Ich bin übrigens Sophie Marchand, von Beruf Ärztin mit einer eigenen Praxis in einem grösseren Dorf auf dem Land. Seit fünfzehn Jahren schon arbeite ich jetzt da, und die Arbeit gefällt mir immer noch und füllt mich aus, vor allem, nachdem mein Mann und ich uns vor einigen Jahren getrennt haben. Es war eine Trennung im gemeinsamen Einvernehmen, Kinder haben wir zum Glück keine. Er hat seit einiger Zeit wieder eine Partnerin, aber ich bin seither alleine geblieben. Trotzdem bin ich ganz zufrieden mit meinem Leben und eben auch mit meinem Job.

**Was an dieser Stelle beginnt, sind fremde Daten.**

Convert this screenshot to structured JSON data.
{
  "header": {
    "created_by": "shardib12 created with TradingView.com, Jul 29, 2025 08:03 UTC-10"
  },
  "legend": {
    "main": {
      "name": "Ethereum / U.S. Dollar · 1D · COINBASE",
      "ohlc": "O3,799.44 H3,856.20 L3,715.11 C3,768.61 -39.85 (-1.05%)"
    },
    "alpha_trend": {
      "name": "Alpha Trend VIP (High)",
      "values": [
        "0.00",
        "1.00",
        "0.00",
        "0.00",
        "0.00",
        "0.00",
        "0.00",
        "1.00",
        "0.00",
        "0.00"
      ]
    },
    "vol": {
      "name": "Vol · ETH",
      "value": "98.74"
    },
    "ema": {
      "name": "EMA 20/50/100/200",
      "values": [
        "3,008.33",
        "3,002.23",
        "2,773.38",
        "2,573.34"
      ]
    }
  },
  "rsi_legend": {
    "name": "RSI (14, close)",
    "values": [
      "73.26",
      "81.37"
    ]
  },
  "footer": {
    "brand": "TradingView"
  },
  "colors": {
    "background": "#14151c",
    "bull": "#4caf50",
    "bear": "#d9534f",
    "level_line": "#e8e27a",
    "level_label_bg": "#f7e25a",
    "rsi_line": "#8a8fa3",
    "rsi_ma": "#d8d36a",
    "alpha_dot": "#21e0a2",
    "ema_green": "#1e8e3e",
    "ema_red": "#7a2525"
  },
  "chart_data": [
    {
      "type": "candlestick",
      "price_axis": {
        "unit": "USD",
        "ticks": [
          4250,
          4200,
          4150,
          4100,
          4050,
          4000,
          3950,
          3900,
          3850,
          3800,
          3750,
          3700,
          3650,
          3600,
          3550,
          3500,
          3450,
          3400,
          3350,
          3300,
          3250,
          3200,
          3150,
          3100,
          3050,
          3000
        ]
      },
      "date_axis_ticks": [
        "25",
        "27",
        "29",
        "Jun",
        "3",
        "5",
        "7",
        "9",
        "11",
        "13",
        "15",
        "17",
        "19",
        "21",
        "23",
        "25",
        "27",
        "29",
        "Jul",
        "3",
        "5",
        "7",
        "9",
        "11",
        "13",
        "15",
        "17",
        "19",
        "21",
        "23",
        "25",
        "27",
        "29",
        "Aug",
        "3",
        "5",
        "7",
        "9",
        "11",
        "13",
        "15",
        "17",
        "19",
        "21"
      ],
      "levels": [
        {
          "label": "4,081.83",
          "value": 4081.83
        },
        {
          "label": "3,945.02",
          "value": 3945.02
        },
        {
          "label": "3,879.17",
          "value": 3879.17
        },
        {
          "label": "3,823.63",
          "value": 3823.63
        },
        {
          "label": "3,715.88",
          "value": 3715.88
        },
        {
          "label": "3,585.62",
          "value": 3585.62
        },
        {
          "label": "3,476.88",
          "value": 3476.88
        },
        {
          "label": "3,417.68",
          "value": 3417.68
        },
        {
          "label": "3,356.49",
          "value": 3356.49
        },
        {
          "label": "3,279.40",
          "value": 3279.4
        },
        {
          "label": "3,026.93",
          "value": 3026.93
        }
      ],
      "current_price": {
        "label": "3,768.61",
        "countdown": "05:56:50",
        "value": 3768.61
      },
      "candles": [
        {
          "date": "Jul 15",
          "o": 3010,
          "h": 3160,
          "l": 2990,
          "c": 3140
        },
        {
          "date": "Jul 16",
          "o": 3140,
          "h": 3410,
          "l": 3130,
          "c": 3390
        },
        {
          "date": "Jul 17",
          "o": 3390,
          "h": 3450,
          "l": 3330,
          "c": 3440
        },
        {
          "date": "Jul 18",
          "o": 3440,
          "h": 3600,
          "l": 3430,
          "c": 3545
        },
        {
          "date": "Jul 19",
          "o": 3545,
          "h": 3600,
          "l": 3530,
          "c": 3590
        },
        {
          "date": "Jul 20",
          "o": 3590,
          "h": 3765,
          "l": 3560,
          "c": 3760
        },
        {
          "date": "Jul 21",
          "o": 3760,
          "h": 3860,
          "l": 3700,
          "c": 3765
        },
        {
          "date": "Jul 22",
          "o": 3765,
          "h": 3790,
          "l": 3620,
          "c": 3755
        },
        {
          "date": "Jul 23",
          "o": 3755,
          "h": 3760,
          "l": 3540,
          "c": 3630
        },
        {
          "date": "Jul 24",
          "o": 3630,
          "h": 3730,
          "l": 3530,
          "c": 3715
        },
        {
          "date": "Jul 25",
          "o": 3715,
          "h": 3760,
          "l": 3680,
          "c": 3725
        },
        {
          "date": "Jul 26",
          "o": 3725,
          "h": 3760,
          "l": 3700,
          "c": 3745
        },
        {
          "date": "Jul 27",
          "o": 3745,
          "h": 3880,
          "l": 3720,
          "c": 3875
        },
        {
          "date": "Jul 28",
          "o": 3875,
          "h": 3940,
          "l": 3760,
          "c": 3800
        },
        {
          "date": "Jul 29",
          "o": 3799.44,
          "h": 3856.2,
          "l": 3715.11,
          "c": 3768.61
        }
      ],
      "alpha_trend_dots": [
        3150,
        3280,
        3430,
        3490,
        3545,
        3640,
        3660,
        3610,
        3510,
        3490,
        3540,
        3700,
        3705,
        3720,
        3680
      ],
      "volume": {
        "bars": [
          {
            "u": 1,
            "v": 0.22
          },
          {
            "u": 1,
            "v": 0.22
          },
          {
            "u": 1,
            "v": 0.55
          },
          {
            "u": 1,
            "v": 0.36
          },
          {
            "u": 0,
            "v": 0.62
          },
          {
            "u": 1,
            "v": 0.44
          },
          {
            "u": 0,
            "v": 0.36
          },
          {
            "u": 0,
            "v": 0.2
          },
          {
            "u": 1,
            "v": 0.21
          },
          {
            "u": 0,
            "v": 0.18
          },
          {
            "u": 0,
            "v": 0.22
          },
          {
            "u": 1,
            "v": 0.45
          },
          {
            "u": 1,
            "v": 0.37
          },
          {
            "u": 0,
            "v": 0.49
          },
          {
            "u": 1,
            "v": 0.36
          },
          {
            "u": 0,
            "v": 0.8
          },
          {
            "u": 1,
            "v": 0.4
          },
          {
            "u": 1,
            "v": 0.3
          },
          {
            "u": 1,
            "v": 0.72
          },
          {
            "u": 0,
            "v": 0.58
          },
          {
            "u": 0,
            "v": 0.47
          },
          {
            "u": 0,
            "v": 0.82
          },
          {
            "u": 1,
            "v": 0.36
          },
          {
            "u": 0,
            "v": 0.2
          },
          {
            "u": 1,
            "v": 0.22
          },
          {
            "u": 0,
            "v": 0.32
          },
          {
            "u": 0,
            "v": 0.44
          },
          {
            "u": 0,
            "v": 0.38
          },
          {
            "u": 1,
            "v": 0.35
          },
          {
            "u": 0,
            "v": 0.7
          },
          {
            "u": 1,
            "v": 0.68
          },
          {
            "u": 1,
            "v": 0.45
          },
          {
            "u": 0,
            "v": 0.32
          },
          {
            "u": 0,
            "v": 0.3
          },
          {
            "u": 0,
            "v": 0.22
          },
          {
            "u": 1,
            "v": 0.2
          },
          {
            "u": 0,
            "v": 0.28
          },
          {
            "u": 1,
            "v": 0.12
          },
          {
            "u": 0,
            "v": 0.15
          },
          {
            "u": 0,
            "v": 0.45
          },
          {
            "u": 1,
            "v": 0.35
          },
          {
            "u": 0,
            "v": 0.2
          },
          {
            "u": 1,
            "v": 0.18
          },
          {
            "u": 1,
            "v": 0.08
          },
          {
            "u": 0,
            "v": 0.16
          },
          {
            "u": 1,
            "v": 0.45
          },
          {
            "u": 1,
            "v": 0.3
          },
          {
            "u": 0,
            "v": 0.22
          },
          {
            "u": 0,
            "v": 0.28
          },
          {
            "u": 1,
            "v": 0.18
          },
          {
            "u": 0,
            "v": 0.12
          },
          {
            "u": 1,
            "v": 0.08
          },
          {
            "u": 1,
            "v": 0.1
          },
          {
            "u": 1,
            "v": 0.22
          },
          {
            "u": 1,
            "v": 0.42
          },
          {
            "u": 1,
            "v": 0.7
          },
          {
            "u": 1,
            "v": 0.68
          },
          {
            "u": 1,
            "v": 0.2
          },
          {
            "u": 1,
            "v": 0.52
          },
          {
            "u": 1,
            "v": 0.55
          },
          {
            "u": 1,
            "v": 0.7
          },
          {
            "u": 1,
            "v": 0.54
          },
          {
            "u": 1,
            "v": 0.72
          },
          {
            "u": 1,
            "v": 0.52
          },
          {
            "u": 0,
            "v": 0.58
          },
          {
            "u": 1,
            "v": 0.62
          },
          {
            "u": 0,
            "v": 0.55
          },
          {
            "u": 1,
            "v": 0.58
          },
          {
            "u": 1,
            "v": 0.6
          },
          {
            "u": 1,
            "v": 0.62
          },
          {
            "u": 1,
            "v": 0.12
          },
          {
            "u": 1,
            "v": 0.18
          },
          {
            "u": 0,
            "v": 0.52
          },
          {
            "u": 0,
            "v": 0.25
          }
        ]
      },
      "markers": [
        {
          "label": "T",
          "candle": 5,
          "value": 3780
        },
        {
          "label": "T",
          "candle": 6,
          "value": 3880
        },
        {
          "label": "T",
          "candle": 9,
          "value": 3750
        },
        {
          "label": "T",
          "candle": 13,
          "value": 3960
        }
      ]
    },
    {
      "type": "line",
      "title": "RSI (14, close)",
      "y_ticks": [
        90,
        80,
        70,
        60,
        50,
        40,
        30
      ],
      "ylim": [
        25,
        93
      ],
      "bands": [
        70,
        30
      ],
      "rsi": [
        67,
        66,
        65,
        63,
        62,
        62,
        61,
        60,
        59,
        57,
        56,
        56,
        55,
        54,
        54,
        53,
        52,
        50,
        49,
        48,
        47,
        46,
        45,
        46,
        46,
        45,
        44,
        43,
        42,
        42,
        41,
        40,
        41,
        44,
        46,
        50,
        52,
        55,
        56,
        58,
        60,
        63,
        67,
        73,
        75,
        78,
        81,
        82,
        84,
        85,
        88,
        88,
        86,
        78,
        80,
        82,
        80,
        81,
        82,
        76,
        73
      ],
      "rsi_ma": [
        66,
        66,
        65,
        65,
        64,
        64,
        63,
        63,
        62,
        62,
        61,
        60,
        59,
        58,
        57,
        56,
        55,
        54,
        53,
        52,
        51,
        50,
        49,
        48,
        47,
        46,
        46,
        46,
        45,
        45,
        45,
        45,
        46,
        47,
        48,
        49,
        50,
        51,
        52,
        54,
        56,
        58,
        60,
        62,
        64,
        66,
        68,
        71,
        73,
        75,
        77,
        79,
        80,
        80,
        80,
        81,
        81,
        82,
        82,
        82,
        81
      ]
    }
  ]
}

Im Fernsehen schlägt gerade ein Spieler der einen Mannschaft den gegnerischen Block an, der Ball prallt daran ab und springt weit nach hinten. Der Libero kommt noch an den Ball ran, kann ihn aber nicht mehr kontrollieren. Ein zweiter Verteidiger rennt dem Ball hinterher, macht einen Sprung über die Banden und kann den Ball in der Luft zurückspielen, so dass die Mannschaft ihn ins gegnerische Feld zurückbringt. Die Gegner bauen einen Spielzug auf, doch der Block ist diesmal erfolgreich und bucht den Punkt für sich. Das Publikum feiert die Mannschaft frenetisch.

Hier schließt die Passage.